|Office:||David King Hall|
|4400 University Dr MS3F5
Fairfax, VA 22030-4444
|Email:||dgartenb AT gmu DOT edu (replace the "AT" with @ and the "DOT" with ".")|
I am interested in understanding and improving human systems by integrating principles from cognitive science with emerging technologies. This has inspired a variety of research projects that span the social sciences, experimental psychology, computational modeling, engineering, and computer science. In the process of meeting this goal I have started two software companies: Proactive Life, which makes iPhone applications for health and fitness, and Fleet, a company developed by George Mason students with the goal of alleviating anxiety at the airport.
Currently my time is divided among three projects:
1) Developing an equation to predict operator performance on supervisory control tasks using eye tracking measures. This research is conducted under the supervision of Greg Trafton. The big idea here is to give feedback to the operator based on their online interaction with the program in order to improve performance. We believe that there are still inroads to be made on using perceptual measures like eye movements to measure workload and sitation awareness. Video Example
2) Situation awareness in dynamic tasks. This research is also conducted under the supervision of Greg Trafton and the current paradigm that we use RESCHU simulation developed by Missy Cummings and the MIT Lab. We developed a new concept of situation awareness called Situation Awareness Recovery (SAR).

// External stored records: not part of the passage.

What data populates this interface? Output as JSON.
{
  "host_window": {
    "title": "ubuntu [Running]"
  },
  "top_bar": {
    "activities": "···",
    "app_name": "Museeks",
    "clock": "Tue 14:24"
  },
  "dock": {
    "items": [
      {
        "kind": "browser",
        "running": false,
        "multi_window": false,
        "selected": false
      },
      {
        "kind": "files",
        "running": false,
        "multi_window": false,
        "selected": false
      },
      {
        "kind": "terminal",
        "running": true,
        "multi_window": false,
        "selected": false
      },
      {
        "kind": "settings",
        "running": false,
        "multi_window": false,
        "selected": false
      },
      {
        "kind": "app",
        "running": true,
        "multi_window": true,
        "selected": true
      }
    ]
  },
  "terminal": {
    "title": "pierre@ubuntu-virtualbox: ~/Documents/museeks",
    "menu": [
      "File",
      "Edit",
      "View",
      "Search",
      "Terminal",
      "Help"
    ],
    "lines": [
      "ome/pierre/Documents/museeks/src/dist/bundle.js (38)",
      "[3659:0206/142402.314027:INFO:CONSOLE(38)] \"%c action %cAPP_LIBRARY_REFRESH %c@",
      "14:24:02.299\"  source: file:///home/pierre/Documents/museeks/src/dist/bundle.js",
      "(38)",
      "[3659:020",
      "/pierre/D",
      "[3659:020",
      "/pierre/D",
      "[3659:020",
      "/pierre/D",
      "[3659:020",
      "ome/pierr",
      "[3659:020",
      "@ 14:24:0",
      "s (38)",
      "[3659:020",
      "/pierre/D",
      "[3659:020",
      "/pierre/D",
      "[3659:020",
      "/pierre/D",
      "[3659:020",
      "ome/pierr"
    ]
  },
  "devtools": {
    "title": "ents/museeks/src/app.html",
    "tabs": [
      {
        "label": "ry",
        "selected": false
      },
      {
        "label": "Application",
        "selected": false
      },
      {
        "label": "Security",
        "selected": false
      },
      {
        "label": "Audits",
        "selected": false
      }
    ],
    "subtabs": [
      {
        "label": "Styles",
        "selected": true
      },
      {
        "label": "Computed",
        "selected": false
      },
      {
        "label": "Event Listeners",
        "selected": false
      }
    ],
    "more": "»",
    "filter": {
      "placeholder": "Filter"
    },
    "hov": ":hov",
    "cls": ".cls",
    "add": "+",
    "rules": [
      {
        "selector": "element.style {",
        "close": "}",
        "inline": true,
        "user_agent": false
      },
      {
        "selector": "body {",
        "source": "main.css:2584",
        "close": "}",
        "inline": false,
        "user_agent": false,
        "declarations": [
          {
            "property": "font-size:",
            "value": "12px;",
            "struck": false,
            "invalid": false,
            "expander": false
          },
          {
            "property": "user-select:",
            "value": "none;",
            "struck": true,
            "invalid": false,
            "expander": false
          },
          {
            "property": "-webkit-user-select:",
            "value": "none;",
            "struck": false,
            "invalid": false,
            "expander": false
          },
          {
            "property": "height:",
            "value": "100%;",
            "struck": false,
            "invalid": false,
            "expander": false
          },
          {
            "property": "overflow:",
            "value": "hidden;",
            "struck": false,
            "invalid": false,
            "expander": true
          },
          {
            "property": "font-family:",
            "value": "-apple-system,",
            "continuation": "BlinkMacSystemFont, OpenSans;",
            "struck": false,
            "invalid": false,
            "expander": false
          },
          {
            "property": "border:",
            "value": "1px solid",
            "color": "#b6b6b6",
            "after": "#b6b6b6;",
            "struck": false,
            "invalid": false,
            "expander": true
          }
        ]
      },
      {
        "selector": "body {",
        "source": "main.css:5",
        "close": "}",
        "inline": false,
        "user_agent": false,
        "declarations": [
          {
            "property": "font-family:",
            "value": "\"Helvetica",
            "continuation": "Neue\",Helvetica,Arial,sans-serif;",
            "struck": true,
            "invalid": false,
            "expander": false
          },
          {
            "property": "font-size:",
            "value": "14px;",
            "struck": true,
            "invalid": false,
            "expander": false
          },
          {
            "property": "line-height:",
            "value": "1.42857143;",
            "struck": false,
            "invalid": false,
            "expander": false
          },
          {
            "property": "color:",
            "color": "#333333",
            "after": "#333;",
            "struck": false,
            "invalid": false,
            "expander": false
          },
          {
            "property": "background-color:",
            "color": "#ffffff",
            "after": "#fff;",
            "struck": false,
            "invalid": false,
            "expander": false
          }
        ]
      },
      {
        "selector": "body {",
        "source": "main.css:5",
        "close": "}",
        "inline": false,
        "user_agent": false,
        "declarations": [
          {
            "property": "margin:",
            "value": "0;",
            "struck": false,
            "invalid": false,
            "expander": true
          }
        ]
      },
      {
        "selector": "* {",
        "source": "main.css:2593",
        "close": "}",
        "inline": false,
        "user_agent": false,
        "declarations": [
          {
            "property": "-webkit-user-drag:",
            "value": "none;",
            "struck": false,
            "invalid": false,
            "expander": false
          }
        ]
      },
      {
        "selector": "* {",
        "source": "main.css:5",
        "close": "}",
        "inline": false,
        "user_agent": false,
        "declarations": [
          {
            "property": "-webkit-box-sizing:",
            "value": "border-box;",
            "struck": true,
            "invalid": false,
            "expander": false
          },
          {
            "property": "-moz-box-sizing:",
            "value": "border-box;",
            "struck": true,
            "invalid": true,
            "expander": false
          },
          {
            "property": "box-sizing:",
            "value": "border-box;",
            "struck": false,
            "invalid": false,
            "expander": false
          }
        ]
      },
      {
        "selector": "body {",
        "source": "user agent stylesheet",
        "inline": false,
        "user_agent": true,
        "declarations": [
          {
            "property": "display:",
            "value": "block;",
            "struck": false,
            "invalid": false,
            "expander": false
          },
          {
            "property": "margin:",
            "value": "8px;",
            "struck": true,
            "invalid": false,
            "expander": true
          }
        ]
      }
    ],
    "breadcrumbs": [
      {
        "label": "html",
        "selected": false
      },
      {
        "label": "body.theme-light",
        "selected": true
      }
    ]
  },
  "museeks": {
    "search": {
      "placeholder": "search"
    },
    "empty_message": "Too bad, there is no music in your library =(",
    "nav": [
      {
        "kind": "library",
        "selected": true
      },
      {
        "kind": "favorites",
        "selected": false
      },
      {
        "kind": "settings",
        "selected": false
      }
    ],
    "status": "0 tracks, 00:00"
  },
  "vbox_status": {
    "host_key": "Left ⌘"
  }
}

3) Studying vigilance using eye tracking and the iPhone. This is related to giving individuals personalized feedback to promote healthy behaviors, particularly, healthy sleep patterns Video Example. The vigilance aspect of this research is conducted under the supervision of Raja Parasuraman and Greg Trafton, which involves developing a more sensitive vigilance task to improve the detection of the components of sleep, resulting in a better understanding of sleep. Another aspect of this task involves predicting vigilance performance and developing cognitive models of vigilance using the ACT-R cognitive architecture.